Friday, September 9, 2016

In the End It Will Be Our Choice. What Will We Decide?

"... a bad motor cycle with the devil in the seat,
Going ninety miles an hour down a dead end street."

Bob Dylan


I make no secret of my feelings toward the fate of our race (the human race) unless we take some steps to back away from the abyss. Every day the situation grows darker, and every day the darkness increases our ability to ignore the obvious. This combination will certainly spell doom.

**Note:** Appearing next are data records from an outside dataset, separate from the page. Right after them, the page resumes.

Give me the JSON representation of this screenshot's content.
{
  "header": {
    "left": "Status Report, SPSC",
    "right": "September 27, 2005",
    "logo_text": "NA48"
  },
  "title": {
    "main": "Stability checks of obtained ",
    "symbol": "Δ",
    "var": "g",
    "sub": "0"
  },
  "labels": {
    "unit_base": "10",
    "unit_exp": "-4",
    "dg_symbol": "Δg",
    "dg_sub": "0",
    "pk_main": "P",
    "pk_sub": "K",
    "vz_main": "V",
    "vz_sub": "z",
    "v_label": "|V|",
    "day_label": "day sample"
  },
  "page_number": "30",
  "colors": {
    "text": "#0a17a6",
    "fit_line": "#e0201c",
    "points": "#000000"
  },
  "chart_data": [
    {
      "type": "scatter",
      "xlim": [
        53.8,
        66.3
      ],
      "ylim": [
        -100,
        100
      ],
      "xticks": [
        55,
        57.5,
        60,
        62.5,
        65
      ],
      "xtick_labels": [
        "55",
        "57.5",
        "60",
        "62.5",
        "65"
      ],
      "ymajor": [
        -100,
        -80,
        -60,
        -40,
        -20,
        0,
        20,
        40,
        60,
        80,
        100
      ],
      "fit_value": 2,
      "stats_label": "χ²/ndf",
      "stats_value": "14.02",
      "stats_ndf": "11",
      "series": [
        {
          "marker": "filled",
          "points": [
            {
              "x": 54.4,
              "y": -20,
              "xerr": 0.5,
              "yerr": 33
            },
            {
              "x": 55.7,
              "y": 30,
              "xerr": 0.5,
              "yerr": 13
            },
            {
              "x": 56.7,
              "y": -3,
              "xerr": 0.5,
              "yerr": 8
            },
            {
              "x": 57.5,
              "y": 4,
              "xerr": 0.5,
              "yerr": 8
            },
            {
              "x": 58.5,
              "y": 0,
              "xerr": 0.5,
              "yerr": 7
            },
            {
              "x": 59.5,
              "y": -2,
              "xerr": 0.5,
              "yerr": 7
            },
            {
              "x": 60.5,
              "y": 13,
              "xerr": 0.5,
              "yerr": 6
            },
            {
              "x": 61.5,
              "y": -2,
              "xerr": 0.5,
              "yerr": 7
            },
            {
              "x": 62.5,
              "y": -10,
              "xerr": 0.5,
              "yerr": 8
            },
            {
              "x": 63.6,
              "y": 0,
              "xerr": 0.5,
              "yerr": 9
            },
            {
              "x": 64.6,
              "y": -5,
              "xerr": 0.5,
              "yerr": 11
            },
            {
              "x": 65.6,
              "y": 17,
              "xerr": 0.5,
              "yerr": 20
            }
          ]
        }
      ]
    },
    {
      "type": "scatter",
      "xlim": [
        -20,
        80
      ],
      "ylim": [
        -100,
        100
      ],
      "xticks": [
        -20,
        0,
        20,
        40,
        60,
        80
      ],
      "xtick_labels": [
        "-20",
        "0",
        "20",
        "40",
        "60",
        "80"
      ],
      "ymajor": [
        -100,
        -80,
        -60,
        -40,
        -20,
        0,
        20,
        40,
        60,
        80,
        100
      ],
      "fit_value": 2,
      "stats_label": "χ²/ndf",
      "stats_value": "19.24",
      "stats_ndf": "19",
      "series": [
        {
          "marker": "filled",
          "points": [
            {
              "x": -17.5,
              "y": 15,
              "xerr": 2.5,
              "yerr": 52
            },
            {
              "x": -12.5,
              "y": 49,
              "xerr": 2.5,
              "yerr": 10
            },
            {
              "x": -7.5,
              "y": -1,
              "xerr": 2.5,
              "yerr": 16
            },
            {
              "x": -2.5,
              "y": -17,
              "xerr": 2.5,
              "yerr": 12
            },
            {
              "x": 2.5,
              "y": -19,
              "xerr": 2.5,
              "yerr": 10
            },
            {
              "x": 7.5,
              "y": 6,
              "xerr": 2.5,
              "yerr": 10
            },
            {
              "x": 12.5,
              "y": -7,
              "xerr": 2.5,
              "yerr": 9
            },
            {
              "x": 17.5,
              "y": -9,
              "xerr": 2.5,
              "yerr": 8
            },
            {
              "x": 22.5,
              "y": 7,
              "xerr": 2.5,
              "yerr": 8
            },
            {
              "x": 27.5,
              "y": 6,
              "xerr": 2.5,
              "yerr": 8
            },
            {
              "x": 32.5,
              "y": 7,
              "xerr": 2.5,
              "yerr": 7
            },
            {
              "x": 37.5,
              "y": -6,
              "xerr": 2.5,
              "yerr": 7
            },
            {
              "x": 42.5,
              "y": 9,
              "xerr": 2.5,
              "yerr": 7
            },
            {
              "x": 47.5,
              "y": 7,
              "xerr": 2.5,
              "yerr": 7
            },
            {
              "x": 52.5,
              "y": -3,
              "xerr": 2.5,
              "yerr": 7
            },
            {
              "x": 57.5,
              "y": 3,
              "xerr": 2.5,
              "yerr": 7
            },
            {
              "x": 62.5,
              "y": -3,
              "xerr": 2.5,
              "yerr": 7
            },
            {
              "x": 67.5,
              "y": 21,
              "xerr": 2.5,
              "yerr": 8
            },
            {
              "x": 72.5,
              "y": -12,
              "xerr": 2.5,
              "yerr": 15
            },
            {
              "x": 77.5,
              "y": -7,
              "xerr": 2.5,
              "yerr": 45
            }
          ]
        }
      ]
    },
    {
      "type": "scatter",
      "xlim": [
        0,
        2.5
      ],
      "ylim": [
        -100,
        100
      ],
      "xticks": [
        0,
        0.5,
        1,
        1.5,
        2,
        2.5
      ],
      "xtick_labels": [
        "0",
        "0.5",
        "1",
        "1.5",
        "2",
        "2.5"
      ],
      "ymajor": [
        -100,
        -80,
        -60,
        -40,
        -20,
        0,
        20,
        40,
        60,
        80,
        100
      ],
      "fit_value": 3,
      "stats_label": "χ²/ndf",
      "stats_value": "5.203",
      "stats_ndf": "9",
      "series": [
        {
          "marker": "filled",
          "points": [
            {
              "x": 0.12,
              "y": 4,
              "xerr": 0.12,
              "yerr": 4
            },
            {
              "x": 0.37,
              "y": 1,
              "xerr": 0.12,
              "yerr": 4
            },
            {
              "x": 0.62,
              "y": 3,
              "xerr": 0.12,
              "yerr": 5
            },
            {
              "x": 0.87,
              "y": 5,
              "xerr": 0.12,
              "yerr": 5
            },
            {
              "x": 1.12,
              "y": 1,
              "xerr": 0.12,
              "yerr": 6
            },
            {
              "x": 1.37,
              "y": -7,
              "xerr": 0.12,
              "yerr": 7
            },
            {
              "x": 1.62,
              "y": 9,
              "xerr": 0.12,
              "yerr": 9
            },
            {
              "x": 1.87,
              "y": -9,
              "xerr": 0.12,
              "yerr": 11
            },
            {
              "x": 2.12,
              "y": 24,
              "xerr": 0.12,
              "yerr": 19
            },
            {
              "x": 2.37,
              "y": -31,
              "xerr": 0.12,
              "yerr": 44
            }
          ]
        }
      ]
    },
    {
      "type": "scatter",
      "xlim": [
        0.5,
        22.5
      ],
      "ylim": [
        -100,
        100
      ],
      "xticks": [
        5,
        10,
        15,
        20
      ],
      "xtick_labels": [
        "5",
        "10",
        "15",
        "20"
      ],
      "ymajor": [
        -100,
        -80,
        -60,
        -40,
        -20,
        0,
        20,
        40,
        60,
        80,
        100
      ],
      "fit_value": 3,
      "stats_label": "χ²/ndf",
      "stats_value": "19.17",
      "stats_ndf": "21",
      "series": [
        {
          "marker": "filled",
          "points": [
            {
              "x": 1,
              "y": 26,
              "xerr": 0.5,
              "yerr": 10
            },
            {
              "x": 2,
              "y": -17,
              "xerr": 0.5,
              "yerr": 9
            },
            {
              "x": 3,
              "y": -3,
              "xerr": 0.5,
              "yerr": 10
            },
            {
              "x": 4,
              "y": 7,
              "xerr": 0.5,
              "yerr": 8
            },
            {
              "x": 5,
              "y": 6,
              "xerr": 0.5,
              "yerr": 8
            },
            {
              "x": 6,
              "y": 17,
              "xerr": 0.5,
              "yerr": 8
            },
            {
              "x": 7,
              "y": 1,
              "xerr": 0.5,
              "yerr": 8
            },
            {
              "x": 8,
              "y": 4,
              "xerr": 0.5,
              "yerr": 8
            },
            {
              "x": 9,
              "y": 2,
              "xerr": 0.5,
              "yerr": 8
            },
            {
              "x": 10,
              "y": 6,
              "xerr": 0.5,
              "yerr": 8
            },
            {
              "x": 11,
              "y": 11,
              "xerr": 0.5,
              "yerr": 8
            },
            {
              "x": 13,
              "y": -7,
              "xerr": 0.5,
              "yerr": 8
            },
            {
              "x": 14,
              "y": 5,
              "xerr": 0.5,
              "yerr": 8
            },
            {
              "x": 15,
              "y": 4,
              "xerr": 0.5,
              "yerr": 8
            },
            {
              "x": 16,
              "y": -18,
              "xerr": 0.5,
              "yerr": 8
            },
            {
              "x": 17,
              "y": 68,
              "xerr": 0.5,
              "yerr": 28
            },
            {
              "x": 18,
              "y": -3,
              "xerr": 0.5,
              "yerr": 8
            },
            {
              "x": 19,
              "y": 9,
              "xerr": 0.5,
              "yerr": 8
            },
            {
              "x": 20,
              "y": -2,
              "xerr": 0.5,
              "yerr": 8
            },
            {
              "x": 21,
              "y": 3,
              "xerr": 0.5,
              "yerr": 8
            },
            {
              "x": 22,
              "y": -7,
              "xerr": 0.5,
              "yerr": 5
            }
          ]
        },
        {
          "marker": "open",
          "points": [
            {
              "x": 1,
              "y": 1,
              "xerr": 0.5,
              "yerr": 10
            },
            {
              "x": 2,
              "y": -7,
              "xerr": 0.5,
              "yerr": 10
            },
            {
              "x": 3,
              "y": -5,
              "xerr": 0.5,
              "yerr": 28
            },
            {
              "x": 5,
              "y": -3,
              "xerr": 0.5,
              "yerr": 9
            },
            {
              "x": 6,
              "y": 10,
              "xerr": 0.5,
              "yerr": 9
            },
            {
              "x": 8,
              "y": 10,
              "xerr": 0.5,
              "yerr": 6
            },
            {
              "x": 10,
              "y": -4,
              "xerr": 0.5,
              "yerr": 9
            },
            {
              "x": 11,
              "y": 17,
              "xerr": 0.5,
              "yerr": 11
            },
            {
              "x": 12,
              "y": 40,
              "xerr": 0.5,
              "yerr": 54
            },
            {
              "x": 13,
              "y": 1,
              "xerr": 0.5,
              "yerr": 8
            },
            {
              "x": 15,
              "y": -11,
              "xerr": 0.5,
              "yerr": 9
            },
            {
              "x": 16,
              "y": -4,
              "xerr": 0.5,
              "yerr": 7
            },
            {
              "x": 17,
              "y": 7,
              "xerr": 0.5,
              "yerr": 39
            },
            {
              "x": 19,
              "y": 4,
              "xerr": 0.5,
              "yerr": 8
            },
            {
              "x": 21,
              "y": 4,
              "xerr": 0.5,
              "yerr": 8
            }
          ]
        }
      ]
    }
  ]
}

In the coming days I will start laying out the mounting catastrophes. They are too numerous to detail in one post. I give to the homeless not because it will end homelessness, but it might help one or two people in a small way. And it makes me feel better about myself, lessens my insignificance in the face of problems so large, and troubling our elected officials and the general population choose to pretend it does not exist, "we'll stick our heads into the sand, just pretend that all is grand and hope that everything turns out ok."*

Of course if it made effective headlines people might be more likely to back initiatives to make the needed changes.  "The War on Crime," or the "The War on Terror," generate all sorts of positive feelings because they imply action, and, one would hope, measurable progress towards a goal. People can have a teary eyed vision of the day when all the criminals, or terrorists come out with their hands up. Neither of these programs have produced much in the way of results, and they have largely been forgotten. But, we still are fighting both "wars."

So, this is my effort to start a new battle, and say there might still be time, if we take steps to end the madness. But, I don't really expect too much.

Sir Martin Rees, co-founder of the Centre for the Study of Existential Risk feels that civilization has no better than a 50-50 chance of making it through the 21st century intact. And the Future of Humanity Institute has survey of nineteen experts estimated a 19% chance of human extinction this century.

Accordingly, the average American is 1,500 times more likely to die in an extinction level catastrophe than in a plane crash. Moreover, the same American is 50 times more likely to witness the end of civilization than die in a automobile accident.**

Yes, these figures are very troubling, and the War on Self Destruction is not so catchy, and would make a lousy soundbite. No, I don't think anything will happen in time to change our fate. But, I am going to try.







* From The Ostrich, by Steppenwolf

** From the Bulletin of the Atomic Scientists.